Is telehealth an answer?
LK: Telehealth certainly has the potential to expand access in both rural and urban settings. Telehealth as a platform does not allow us to eliminate our biases, however. This study used photos, which are commonly the medium in telehealth, and clearly identified our biases.
How can the specialty start to bridge this gap in care? Does it start with medical school training?
LK: Absolutely! I have faith that our specialty is on the way to bridging the gaps, but first they must be identified. There are 2 aspects to address. First, we must make sure that our specialty is diverse and can address the unique needs of every community. This starts even earlier than medical school. We should increase youth interest in STEM [science, technology, engineering, and mathematics] and ensure that our pipeline to dermatology is as inclusive and as equitable as possible. Secondly, all dermatologists, regardless of race or ethnicity, should deliver quality care with cultural humility. Our medical school and residency curricula should reflect this aim.
How can practicing dermatologists learn to better recognize the different presentations of skin diseases on darker phototypes?
LK: Dermatology is such a visual specialty. Images and photos used for teaching should be diverse. Early exposure and training with dermatologists specializing in caring for minority populations and diseases that disproportionately affect minority populations should be available for all trainees. Ultimately, exposure is crucial.

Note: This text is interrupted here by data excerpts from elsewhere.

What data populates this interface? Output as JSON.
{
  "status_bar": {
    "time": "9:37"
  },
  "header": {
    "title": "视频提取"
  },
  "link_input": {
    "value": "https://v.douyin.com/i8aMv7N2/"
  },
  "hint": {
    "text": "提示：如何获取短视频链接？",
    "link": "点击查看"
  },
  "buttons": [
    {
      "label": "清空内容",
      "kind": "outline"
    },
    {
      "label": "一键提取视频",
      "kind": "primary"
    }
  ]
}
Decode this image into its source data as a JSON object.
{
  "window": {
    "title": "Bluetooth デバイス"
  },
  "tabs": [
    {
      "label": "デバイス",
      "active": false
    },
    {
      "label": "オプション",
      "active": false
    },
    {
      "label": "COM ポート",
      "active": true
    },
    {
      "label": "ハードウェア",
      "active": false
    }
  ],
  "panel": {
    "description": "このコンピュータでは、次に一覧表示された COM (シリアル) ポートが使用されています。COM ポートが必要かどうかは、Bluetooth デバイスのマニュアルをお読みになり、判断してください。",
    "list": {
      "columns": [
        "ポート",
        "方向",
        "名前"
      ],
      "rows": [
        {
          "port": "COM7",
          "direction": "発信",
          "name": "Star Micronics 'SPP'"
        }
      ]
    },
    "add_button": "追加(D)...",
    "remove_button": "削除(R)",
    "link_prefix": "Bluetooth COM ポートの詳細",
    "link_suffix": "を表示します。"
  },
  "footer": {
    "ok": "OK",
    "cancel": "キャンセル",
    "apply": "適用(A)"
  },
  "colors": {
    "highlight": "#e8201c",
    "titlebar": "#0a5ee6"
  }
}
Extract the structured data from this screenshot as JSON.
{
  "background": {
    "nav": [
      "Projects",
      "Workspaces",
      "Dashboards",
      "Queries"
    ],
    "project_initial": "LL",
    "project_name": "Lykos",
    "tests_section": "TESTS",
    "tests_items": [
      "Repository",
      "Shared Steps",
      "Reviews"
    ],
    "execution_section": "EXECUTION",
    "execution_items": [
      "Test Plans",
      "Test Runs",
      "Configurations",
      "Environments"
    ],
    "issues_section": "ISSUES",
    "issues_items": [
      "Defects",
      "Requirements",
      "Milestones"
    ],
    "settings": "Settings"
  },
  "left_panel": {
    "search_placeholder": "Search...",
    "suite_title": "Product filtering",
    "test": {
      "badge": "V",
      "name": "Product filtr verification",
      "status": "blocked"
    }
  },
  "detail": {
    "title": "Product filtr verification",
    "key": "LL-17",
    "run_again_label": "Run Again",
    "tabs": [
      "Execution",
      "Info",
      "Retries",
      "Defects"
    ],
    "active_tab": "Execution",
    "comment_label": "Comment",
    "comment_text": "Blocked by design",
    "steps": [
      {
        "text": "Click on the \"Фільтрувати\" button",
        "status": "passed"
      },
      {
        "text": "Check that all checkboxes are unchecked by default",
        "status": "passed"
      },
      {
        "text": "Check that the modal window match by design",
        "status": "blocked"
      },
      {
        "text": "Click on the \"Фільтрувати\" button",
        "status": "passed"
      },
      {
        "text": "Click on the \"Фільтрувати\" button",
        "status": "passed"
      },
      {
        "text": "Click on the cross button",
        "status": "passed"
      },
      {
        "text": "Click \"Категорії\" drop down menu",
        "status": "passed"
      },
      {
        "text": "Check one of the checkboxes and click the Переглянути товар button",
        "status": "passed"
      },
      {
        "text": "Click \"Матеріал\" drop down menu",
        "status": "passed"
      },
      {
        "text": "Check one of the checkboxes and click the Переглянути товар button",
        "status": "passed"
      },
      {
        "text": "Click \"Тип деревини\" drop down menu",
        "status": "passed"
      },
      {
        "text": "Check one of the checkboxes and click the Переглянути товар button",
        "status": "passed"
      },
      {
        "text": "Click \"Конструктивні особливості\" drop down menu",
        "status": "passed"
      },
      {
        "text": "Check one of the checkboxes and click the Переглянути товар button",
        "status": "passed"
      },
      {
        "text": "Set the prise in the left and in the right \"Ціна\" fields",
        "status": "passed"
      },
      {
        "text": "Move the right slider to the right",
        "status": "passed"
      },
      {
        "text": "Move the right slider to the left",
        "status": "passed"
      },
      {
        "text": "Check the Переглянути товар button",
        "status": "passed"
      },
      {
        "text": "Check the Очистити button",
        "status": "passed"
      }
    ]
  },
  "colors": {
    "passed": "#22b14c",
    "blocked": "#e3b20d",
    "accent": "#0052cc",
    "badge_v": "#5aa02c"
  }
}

Historically, medical school textbooks and photographic indices have failed to focus on providing diagnosis and manifestation examples for non-White skin. Is this improving?
LK: [It’s] definitely improving, but [there is] still work to be done. A great example of this was the dermatologic manifestations of COVID-19. Despite our field’s recognition that photographic representation of SOC is so important, when the literature on skin findings in COVID-19 was first published, there was a dramatic lack of images in SOC. This was despite the fact that COVID-19 disproportionately affected Black communities.
What other resources are available for physicians and medical students seeking to understand the presentation of skin cancer on people of color?
LK: These resources certainly exist, thankfully. For example, VisualDx [an online learning platform] is intentional about including images in SOC. Additionally, SOC textbooks are available for reference. The AAD [American Academy of Dermatology] website also has a patient-friendly educational link.
Do you want to highlight any key points of the study for our readers?
LK: We all have personal and professional biases; that is simply fact. It is our duty to investigate, acknowledge, and attempt to mitigate our biases to provide the best care to our patients.
What should future studies investigate to improve this situation?
LK: We need more studies on bias as it relates to our diagnostic and therapeutic patterns. Our field should reflect on these to guide our training and future practice. Ultimately, to achieve health equity, we have to ensure that we as dermatologists are doing our part.
Disclosure:
Krueger disclosed no relevant conflicts.
Reference:
Krueger L. Clinical decision-making bias in darker skin types: a prospective survey study identifying diagnostic bias in decision to biopsy. Abstract presented at: 18th Skin of Color Society Scientific Symposium; March 24, 2022; Boston, MA.